Afganistan hükümeti, uluslararası topluma yardım çağrısında bulundu. Birçok ülkeden gelen destek teklifleri, arama kurtarma çalışmalarını hızlandırmak için değerlendiriliyor. Birleşmiş Milletler, hızlı değerlendirme ve yardım ekipleri göndermek için harekete geçti. Yerel ve uluslararası sivil toplum kuruluşları, depremzedelere yardım ulaştırmak için seferber oldu. Ancak, ülkedeki mevcut siyasi ve ekonomik durum, yardım çalışmalarını zorlaştırıyor. Yıllarca süren savaş ve istikrarsızlık, Afganistan'ın altyapısını büyük ölçüde etkileyerek, doğal felaketlere karşı duyarlılığını artırıyor. Özellikle kırsal bölgeler, bu tür doğal felaketlere karşı oldukça savunmasız durumda.
Afganistan'daki bu büyük yıkım, uluslararası toplum için bir hatırlatma niteliği taşıyor. Ülke, sürekli olarak insani krizler ve doğal felaketlerle karşı karşıya kalıyor. Depremler, sel baskınları ve diğer felaketler, belki de en çok ihmal edilen konulardan biri. Uzmanlar, Afganistan’ın coğrafi konumu ve yer altı yapılarının, deprem riskini artırdığını ifade ediyor. Bu nedenle, gelecekteki olası felaketlere karşı hazırlık yapmanın ne denli önemli olduğu bir kez daha gözler önüne serildi.
Afgan halkı, yaşadıkları acıyı, kaybettikleri sevdiklerini ve içinde bulundukları zor durumu atlatma mücadelesine devam ediyor. Tüm dünyanın dikkatinin üzerinde olduğu bu trajik olay, sadece fiziksel değil aynı zamanda duygusal yaralar da açmış durumda. Toplumsal dayanışmanın ne denli önemli olduğu bir kez daha ortaya çıkarken, uluslararası yardımların zamanında ve etkili bir şekilde ulaşması için çaba gösterilmesi gerektiği tartışılmakta.

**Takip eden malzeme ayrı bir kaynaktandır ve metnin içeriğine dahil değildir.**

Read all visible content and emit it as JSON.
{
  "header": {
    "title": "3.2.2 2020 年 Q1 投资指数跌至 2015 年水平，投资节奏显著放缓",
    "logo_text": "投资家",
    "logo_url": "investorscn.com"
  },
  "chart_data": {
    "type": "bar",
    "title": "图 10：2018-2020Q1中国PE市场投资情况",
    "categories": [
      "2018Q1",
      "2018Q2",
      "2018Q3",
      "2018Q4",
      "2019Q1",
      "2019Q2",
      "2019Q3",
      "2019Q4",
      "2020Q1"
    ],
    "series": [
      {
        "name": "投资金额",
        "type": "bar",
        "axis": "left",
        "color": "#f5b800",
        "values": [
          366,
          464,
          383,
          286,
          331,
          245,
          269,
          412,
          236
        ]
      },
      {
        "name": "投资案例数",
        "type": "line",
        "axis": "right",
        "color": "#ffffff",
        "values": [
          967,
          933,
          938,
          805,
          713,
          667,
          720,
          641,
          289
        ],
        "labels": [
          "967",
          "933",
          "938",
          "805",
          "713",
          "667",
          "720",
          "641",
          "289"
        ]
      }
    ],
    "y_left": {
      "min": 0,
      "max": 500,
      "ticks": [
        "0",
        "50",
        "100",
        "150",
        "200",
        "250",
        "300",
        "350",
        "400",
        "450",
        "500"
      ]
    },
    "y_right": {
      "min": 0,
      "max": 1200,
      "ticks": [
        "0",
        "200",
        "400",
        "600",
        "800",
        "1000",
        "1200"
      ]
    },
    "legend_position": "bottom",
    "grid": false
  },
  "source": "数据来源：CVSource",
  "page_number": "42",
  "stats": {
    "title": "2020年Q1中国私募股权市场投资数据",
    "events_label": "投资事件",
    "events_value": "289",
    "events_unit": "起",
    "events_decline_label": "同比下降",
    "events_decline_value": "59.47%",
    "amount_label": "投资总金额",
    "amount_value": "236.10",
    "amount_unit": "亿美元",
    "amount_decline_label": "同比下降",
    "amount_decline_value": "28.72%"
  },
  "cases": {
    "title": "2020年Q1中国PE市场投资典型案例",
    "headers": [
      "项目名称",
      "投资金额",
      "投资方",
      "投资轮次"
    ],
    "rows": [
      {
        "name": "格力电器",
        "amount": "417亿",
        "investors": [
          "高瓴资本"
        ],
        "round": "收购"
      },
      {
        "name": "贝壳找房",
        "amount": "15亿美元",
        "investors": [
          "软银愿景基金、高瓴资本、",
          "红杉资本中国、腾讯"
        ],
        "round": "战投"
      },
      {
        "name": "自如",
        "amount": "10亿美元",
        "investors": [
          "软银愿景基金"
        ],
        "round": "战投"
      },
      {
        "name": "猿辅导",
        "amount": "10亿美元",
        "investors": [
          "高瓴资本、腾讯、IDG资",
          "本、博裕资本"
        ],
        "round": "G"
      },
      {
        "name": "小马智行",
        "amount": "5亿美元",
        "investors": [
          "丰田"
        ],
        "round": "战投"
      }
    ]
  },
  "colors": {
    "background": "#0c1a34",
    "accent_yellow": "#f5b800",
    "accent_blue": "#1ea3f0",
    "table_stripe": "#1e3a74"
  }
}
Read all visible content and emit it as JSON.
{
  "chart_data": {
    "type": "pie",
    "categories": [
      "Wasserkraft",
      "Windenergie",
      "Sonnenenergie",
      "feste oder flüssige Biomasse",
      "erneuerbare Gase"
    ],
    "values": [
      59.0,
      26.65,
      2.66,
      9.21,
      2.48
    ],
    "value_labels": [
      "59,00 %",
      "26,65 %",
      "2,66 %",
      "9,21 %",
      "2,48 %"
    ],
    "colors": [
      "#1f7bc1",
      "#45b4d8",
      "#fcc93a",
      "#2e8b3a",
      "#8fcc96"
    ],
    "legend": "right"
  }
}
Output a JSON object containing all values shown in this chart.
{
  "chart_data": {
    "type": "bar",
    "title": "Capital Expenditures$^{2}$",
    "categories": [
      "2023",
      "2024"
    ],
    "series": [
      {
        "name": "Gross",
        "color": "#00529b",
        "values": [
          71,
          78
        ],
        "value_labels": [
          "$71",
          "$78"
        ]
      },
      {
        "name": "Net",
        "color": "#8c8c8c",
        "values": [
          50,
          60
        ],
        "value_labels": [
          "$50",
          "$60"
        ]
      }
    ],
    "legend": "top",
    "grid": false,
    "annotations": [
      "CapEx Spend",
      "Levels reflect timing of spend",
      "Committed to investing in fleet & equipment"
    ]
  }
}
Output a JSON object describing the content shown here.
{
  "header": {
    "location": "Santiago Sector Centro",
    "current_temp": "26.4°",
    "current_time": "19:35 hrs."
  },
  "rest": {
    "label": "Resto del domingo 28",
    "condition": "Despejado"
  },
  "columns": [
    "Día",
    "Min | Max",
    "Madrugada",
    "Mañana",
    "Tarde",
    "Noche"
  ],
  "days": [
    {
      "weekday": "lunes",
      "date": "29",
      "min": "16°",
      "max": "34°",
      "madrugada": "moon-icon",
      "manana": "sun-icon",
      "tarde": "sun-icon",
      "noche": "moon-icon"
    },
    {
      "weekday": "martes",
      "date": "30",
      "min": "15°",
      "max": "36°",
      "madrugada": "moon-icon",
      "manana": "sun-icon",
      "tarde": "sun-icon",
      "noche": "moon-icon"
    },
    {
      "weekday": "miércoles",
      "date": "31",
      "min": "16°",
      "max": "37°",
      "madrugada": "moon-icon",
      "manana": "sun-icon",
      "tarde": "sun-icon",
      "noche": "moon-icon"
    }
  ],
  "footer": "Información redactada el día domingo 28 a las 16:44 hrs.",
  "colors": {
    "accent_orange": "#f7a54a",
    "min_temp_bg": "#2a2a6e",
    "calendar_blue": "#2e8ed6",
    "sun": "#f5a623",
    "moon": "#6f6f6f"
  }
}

Sonuç olarak, Afganistan'da yaşanan bu büyük yıkım, ülkenin sadece doğal felaketlere karşı değil, aynı zamanda insani krizlere ve insani yardımlara ihtiyaç duyduğunu sergiliyor. Uluslararası toplumu ve yardım kuruluşlarını, bu dramı unutmayıp destek vermeye bir an önce harekete geçmeleri gerektiği konusunu bir uyarı olarak ortaya koyuyor. Uykuda yakalayan bu deprem, hem ülke tarihinde hem de global düzeyde önemli bir not olarak tarihe geçecek.